Jenna y Dominique intercambiaron una mirada.

-Beleño -Rhys se inclinó para susurrar al oído del kender-, voy a reunirme con Gerard. -Iré contigo...

-No. -Rhys echó una mirada a la hechicera y al paladín-. Creo que deberías quedarte aquí.

Dominique posó la mano en la empuñadura de la espada y extrajo parcialmente el arma de la vaina. La hoja empezó a emitir una extraña luz blanca.

-Tienes razón. Todavía tengo ampollas en los dedos. -Beleño estrechó los ojos para escudriñar las ramas de los árboles-. Tendré una vista excelente de lo que pase desde ahí arriba y también puedo realizar mis hechizos, si me necesitas. Aúpame, ¿quieres?

Rhys alzó al kender hasta las ramas más bajas del castaño. Beleño se encaramó de rama en rama, y a no tardar se perdió de vista.
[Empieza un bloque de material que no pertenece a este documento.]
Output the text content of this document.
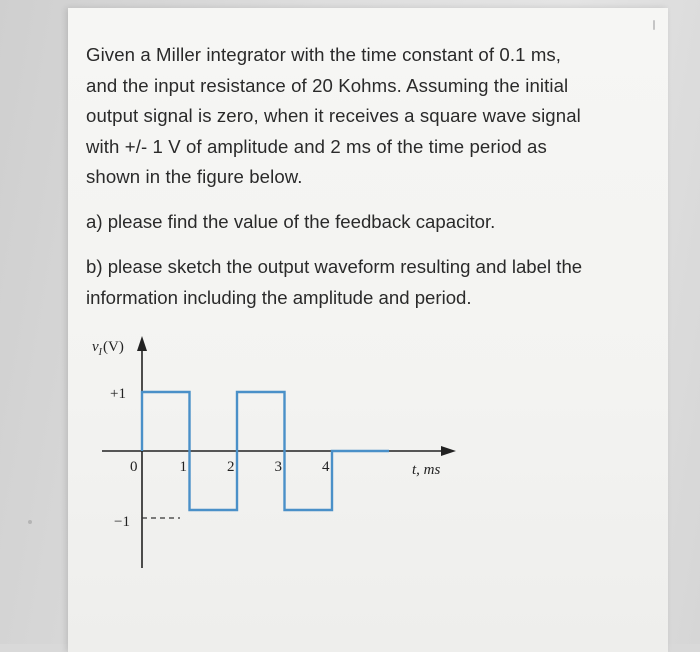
Given a Miller integrator with the time constant of 0.1 ms,
and the input resistance of 20 Kohms. Assuming the initial
output signal is zero, when it receives a square wave signal
with +/- 1 V of amplitude and 2 ms of the time period as
shown in the figure below.
a) please find the value of the feedback capacitor.
b) please sketch the output waveform resulting and label the
information including the amplitude and period.
$v_I(V)$
+1
−1
0	1	2	3	4	t, ms
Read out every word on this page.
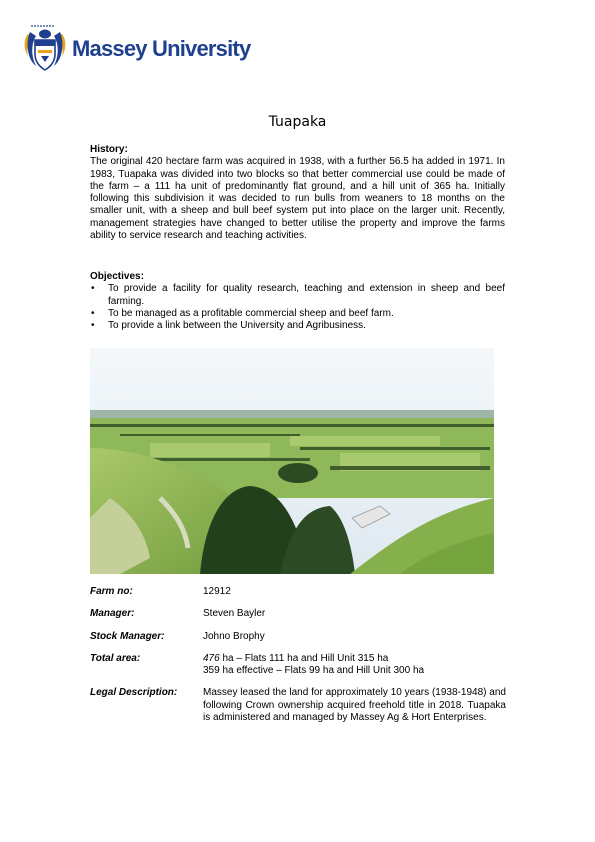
Massey University
Tuapaka
History:
The original 420 hectare farm was acquired in 1938, with a further 56.5 ha added in 1971. In 1983, Tuapaka was divided into two blocks so that better commercial use could be made of the farm – a 111 ha unit of predominantly flat ground, and a hill unit of 365 ha. Initially following this subdivision it was decided to run bulls from weaners to 18 months on the smaller unit, with a sheep and bull beef system put into place on the larger unit. Recently, management strategies have changed to better utilise the property and improve the farms ability to service research and teaching activities.
Objectives:
• To provide a facility for quality research, teaching and extension in sheep and beef farming.
• To be managed as a profitable commercial sheep and beef farm.
• To provide a link between the University and Agribusiness.
Farm no:	12912
Manager:	Steven Bayler
Stock Manager:	Johno Brophy
Total area:	476 ha – Flats 111 ha and Hill Unit 315 ha
359 ha effective – Flats 99 ha and Hill Unit 300 ha
Legal Description:	Massey leased the land for approximately 10 years (1938-1948) and following Crown ownership acquired freehold title in 2018. Tuapaka is administered and managed by Massey Ag & Hort Enterprises.
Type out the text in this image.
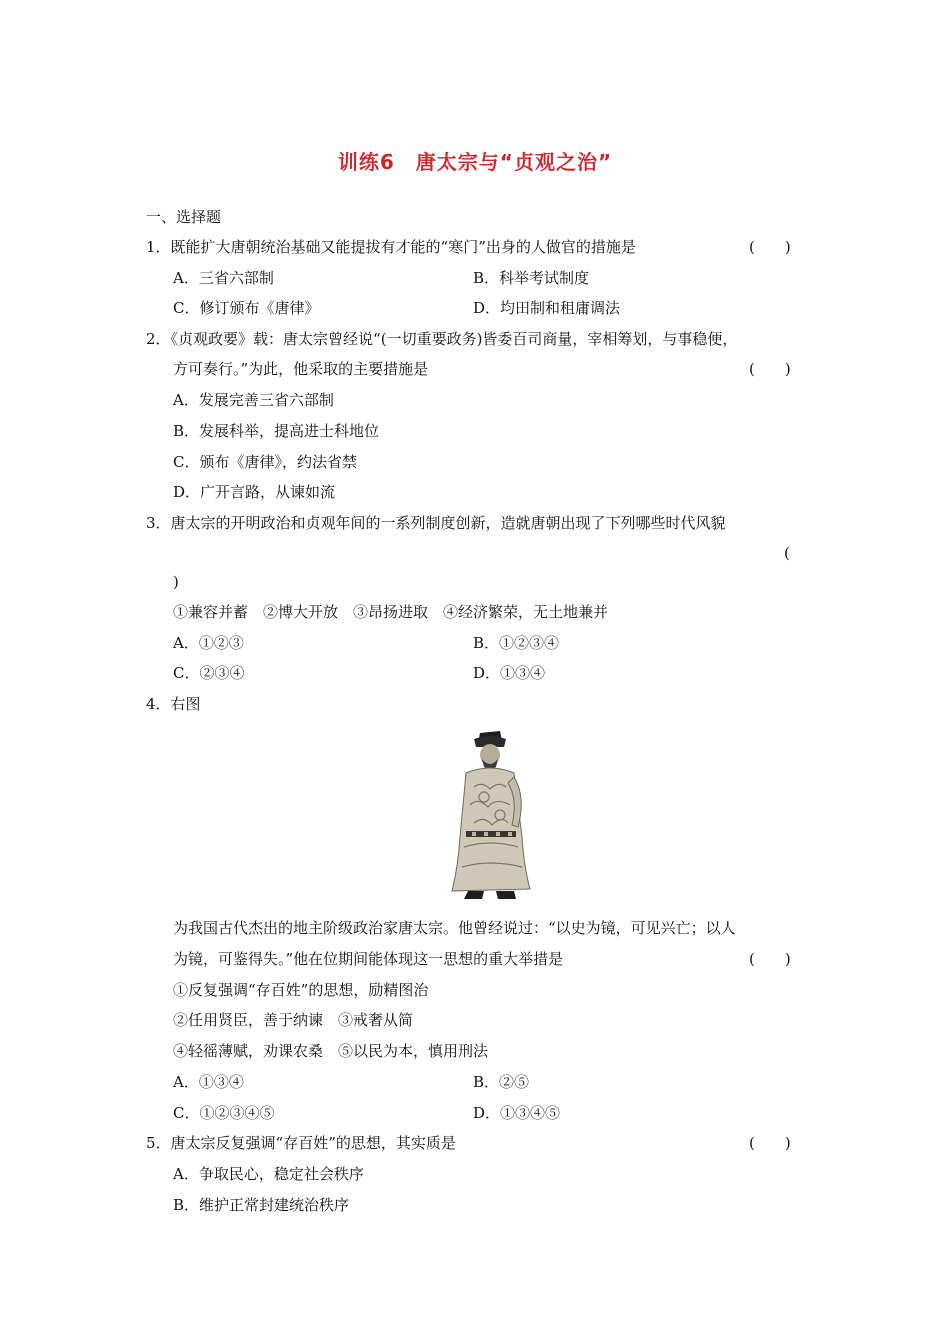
训练6　唐太宗与“贞观之治”
一、选择题
1．既能扩大唐朝统治基础又能提拔有才能的“寒门”出身的人做官的措施是	(　　)
A．三省六部制	B．科举考试制度
C．修订颁布《唐律》	D．均田制和租庸调法
2．《贞观政要》载：唐太宗曾经说“(一切重要政务)皆委百司商量，宰相筹划，与事稳便，
方可奏行。”为此，他采取的主要措施是	(　　)
A．发展完善三省六部制
B．发展科举，提高进士科地位
C．颁布《唐律》，约法省禁
D．广开言路，从谏如流
3．唐太宗的开明政治和贞观年间的一系列制度创新，造就唐朝出现了下列哪些时代风貌
(
)
①兼容并蓄　②博大开放　③昂扬进取　④经济繁荣，无土地兼并
A．①②③	B．①②③④
C．②③④	D．①③④
4．右图
为我国古代杰出的地主阶级政治家唐太宗。他曾经说过：“以史为镜，可见兴亡；以人
为镜，可鉴得失。”他在位期间能体现这一思想的重大举措是	(　　)
①反复强调“存百姓”的思想，励精图治
②任用贤臣，善于纳谏　③戒奢从简
④轻徭薄赋，劝课农桑　⑤以民为本，慎用刑法
A．①③④	B．②⑤
C．①②③④⑤	D．①③④⑤
5．唐太宗反复强调“存百姓”的思想，其实质是	(　　)
A．争取民心，稳定社会秩序
B．维护正常封建统治秩序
El monje se deslizó entre las sombras con pasos ligeros, sin hacer ruido. Atta se movía a su lado, tan sigilosa como él; las manchas blancas del pelaje tenían un tono rosáceo por la luz de la luna roja. Ni Jenna ni Dominique estaban pendientes de Rhys.

-Toma, hermano, sujeta la antorcha -le dijo Gerard cuando el monje llegó a su lado-. Y ahora, retírate.

-Creo que debería quedarme contigo -objetó Rhys.

-¡He dicho que te retires! -espetó Gerard-. Es mi amigo, así que yo me ocuparé de esto.

El monje albergaba serias dudas al respecto, pero hizo lo que le ordenaba y retrocedió hacia las sombras.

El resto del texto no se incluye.